Yep, I took apart my TT to fix a hole in the radiator and put it back on in October. I decided to test the fix with water (cheaper than anti-freeze if it leaks, right?!). Well, it didn't leak.
And you got it; I forgot to change it over and went out today to find out I split the head about six inches long. My first thought was to get a new head, but, being curious, I came up with another possible "fix".
Has anyone ever used "Automotive Goop" from the parts store to fill a head crack? I used it to plug the radiator top tank and it did great. I don't plan to keep it as a permanent fix, but I'm curious if it will hold up. Thoughts?
I hate it when I do this kinda stuff.
Just posting to give you reassurance that you're not the only one that stupid things happen to.
Many folks have had success with JB Weld for things like this. Are you sure it did not break the block also?
Jim
I have a Continental motor on my old welder with a big JB Weld repair on the side of the block, been there for years. PK
We had a John Deere 4020 that developed a coolant leak fairly early in its life. When we pulled the cylinders, we found a casting flaw in the water jacket. We called John Deere, and they told us to repair it with JB weld, 10 years and 7,000 hours later we sold the tractor with out ever having a problems.
I've repaired a cracked water jacket (non-T) twice — the first time with JB Weld and the second with Right Stuff.
In the first case, the JB Weld cracked away from the cast iron and the leak recurred. I suspect the heat-cool/expansion-contraction of the metal caused the separation. The crack had been veed, cleaned, and drilled at each end prior to the repair. Of course, my lack of success with JB Weld runs counter to the positive experience of others and the recommendations of John Deere.

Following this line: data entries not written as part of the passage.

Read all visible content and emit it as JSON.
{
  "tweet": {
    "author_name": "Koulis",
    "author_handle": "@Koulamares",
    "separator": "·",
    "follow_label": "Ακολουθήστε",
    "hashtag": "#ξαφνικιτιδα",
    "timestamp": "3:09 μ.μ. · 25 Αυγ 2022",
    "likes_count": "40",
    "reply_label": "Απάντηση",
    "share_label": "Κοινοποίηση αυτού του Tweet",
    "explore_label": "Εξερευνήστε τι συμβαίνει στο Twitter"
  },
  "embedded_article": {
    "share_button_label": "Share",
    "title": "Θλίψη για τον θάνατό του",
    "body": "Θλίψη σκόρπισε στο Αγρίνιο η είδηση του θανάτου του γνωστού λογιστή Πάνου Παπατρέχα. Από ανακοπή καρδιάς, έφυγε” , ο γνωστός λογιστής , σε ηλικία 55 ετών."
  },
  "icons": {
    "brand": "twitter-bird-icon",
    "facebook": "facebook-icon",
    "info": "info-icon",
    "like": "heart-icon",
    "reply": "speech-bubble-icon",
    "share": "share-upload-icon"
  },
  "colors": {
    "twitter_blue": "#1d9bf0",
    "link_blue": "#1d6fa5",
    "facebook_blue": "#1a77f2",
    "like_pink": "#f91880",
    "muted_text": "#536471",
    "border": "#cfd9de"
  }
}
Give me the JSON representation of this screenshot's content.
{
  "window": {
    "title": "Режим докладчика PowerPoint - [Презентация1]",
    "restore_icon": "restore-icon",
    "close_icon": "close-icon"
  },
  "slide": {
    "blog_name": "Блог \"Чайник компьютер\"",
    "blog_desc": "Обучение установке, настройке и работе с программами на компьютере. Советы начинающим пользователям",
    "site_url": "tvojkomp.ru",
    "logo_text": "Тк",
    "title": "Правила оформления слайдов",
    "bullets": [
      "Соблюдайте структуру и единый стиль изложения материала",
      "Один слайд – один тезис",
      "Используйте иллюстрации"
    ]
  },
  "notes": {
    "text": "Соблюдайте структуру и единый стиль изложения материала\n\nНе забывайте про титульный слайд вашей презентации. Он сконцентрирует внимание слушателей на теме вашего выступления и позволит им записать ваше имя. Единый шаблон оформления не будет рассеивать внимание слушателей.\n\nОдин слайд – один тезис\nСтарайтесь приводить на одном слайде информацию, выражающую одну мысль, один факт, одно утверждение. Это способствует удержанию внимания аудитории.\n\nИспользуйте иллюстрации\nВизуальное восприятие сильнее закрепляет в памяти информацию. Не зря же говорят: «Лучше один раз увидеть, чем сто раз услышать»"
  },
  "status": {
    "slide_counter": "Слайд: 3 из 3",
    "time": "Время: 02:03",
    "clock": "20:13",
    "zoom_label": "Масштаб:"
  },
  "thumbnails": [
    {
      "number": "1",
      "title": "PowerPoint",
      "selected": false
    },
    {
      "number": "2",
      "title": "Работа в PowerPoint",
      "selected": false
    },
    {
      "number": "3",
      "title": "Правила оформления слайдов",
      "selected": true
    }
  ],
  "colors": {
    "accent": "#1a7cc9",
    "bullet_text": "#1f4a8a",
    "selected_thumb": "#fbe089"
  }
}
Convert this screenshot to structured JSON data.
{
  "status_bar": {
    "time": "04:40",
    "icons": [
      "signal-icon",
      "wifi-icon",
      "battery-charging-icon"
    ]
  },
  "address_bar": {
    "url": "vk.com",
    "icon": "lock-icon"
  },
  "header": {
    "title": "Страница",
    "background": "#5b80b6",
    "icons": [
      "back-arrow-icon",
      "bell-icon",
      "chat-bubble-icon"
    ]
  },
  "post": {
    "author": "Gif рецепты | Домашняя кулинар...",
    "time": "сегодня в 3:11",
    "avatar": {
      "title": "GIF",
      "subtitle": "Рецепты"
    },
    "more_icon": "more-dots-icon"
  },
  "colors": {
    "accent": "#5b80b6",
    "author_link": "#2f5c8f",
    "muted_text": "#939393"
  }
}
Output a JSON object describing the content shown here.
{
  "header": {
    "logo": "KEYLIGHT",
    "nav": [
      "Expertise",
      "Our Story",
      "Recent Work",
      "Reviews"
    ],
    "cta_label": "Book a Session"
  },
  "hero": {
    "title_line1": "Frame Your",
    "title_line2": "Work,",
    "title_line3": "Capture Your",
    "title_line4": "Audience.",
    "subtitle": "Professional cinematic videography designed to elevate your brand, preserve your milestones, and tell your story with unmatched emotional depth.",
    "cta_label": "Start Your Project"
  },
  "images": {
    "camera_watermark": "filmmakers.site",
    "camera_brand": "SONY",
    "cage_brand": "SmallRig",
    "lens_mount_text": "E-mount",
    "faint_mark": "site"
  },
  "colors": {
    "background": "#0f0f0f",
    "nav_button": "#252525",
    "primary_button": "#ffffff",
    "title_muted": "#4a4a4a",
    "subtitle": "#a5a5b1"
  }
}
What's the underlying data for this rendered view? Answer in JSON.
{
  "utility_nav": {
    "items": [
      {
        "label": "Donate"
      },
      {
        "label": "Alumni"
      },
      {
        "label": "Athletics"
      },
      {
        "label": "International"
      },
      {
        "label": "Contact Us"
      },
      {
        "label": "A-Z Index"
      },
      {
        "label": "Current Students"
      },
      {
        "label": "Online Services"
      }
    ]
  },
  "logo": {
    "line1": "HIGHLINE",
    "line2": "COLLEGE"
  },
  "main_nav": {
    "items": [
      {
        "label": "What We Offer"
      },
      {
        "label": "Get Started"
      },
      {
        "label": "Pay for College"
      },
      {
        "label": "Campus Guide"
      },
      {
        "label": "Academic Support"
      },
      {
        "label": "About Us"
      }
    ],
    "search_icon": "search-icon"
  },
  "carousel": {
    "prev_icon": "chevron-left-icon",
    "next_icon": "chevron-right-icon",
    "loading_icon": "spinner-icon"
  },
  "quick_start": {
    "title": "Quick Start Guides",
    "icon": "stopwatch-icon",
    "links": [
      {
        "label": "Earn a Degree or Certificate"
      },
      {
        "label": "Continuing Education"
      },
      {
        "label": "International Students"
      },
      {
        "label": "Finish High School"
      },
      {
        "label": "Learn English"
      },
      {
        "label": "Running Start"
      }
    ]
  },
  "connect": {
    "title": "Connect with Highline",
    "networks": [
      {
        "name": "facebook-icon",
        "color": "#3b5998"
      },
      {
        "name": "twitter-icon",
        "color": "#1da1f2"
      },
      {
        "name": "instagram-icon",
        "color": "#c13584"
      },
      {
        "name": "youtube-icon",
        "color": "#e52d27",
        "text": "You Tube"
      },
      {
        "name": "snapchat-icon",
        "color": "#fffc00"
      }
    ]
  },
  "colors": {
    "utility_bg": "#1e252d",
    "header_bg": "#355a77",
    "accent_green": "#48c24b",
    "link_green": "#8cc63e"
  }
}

I used Right Stuff for the second repair attempt, and it has worked like a charm with zero leaks in several thousand miles. I have since successfully used Right Stuff for a small block crack on a Model T engine in situ — drained the coolant, cleaned the area of paint and oil, smeared it over the crack and let it cure overnight.
Either way there are many good reasons to attempt this sort of crack repair — low cost, nothing much to lose, a good story to tell your car buddies, and it's very much in the spirit of early low-cost make-do Model T repairs.
-Chris- I've sent you a PM about a T-head I rescued from a salvage yard years ago. My belief is that it is a '26 or '27.
Chris,
We all do stupid things at times. My 1950 Ford Custom has been off the road for nearly 2 years now because I poured cold water into it after the radiator had boiled dry! That's got to be worse than forgetting to replace the water with antifreeze.
Chris,
Where are you at, I have some.
How about the block & radiator? Are they ruined too?
I'm in Massachusetts. The weather hasn't been very cold as of yet, but we did have a couple days below freezing, which was just enough time to do the damage. I'm not sure if the block cracked, but one T Club member told me if it was, it would most likely be at the back by #4 cylinder. So far I haven't found a crack there, so I hope I'm ok.
Its likely the block is cracked along the water jacket on the left side of the engine.
Chris, I did my bone headed stupid thing today. I was cutting firewood and the clutch locked up. It was seized tight. So I thought the oiler had quit. Loaded up the saw, drove 35 miles to the repair shop, The guy at the shop pulled the hand guard safety back, spun the chain and said "your good to go" I felt like an idiot. It would not be as bad if I did not know about the safety clutches but I do.
Chris,
If you want one, I can have it magnafluxed and even planed if you want.